The spec began as a faithful translation of the assignment rubric into a system architecture. The first draft was structurally sound but empirically untested — I had built a machine that looked correct from the outside.
The first revision was triggered by a single observation: the citation graph showed 1 node. Tracing backward, I found the root cause was not in the visualization layer but two levels deeper — the collection pipeline never called the citation API, so the database table was always empty. This cascaded silently: the graph route queried an empty table, found no neighbors, and returned the seed alone.
This forced a more honest framing of the spec: not "build the modules" but "build modules that produce real output on real data." The second spec treated API response times and data distributions as first-class constraints. Every module got a verification step: what does the actual HTTP response look like? What does the year distribution of collected papers look like? Only then did the remaining bugs surface — the report persistence issue and the empty institutions chart, both invisible from reading code alone.

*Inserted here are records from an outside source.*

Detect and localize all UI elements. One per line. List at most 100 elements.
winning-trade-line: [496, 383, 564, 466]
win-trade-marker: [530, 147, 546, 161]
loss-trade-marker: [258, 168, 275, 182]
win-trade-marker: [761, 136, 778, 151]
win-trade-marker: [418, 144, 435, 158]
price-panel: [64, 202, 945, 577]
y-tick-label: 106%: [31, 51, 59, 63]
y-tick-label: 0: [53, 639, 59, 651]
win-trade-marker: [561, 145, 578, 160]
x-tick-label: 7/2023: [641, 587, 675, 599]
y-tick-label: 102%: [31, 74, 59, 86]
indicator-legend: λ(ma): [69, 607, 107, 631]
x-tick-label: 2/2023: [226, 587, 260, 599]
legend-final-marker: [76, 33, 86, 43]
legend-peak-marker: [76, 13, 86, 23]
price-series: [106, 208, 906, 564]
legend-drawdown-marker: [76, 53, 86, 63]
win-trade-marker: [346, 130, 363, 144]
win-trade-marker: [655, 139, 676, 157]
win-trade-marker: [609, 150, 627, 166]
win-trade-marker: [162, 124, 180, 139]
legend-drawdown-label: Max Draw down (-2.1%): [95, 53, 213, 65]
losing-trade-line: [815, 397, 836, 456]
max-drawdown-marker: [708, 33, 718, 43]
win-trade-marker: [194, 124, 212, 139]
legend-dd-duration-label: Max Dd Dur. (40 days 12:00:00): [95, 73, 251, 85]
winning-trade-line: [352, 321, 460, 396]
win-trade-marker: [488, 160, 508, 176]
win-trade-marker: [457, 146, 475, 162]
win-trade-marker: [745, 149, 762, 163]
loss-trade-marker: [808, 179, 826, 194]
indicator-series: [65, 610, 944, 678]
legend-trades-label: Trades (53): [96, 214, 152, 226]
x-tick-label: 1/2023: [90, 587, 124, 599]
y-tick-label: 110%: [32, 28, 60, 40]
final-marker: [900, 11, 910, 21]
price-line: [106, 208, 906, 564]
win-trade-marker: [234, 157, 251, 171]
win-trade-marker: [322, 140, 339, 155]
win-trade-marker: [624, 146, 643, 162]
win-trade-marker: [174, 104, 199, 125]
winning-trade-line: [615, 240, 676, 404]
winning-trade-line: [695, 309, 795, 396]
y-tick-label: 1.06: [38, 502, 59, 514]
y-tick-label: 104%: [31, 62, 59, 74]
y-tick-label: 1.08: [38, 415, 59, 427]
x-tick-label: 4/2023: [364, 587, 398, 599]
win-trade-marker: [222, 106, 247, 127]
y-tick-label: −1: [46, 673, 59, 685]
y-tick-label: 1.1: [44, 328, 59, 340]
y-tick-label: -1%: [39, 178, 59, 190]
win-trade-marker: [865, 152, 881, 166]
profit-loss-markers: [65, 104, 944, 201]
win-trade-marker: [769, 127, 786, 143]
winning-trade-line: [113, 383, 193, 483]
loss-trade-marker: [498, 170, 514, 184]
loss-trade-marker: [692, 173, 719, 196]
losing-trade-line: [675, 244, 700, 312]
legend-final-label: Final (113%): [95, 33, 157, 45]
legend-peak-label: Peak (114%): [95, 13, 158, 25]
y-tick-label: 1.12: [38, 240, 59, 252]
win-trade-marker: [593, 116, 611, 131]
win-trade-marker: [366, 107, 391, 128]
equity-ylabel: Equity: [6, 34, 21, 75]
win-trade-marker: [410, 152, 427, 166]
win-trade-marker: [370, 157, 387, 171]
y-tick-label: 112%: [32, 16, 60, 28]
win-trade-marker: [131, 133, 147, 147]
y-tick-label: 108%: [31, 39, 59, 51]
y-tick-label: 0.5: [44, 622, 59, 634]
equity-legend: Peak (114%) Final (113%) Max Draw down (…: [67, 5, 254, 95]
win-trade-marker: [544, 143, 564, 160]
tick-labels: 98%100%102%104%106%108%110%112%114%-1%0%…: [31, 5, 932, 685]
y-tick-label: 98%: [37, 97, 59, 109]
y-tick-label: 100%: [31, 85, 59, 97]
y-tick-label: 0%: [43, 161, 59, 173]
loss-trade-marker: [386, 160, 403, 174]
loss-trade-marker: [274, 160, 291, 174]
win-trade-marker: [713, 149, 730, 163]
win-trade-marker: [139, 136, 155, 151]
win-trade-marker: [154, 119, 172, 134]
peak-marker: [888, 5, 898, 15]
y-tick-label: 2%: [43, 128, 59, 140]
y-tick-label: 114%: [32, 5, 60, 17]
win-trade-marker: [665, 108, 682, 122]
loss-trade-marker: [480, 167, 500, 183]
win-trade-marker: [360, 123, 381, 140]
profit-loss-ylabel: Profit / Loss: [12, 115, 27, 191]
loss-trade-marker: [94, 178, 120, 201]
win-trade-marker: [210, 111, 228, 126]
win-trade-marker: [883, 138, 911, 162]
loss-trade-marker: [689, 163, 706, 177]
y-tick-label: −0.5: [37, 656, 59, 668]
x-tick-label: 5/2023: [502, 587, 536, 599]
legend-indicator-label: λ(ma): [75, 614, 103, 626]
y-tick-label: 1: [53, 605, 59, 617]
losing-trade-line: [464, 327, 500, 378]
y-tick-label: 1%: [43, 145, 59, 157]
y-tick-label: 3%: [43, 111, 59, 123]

The AI's output was strongest where the problem was well-scoped and verification was cheap: the debate module (4 differentiated roles × 3 rounds of genuine back-and-forth argumentation), the research proposal generator (structured JSON → formal proposal text with novelty scoring), and the trend narrative engine (statistical claims with p-values from corpus data). These required no iteration — the first generation was production-quality.
The citation graph visualization was a genuine surprise. The force-directed layout with opacity-encoded recency, hub glow effects, trajectory highlights, and a minimal dark aesthetic emerged from one implementation pass. The report HTML export — a typeset, dark-themed document with appendix tables — was similarly complete without revision.
I think there are two:
Architectural diagnosis. When the graph returned 1 node, the natural AI response (if prompted naively to "fix the graph") would have been to modify the frontend rendering logic. The actual bug was in the pipeline — a missing API call three layers away. Tracing causality through a multi-service system requires holding the whole architecture in working memory and reasoning about what should be in the database versus what is. The AI assisted effectively once I had identified and scoped the problem; it could not surface the problem itself.
Honest constraint acceptance. For fast-moving topics, 2025 papers represented only ~33% of the corpus because Semantic Scholar's index lags preprint submissions by weeks. The correct response is transparency about this constraint, not workarounds. That judgment — between apparent completeness and actual accuracy — is not delegatable.
Stick with one main code gen tool. In the begining, I used an end-to-end app generation tool (whatever you call it), called "replit (https://replit.com)". I was intended to use it to generate a MVP version and modify it with more fine-grained claude code later. But I found it time-consuming to immigrate code from replit to my local machine and github. Barely you need to refract the project to deduplicate the code caused by replit configuration.
Separate "does it run" from "does it work." The AI-generated scaffolding was impressive precisely because it ran — routes registered, tabs rendered, queries returned. This creates a false sense of completion. The instinct to ship something that looks done is amplified by AI tools because the gap between a working skeleton and a working system is invisible until you inject real data and observe real outputs.
Invest earlier in data inspection. The year-distribution bug and the empty institutions chart were both detectable with two SQL queries. I found them late because I was reading code, not querying data. With AI tools accelerating implementation, the bottleneck shifts toward verification — and verification requires looking at actual outputs, not plausible logic.
The deeper lesson: AI collapses the cost of generating plausible implementations to near zero. What remains expensive — and compounds in value as the generated surface area grows — is the judgment required to distinguish plausible from correct.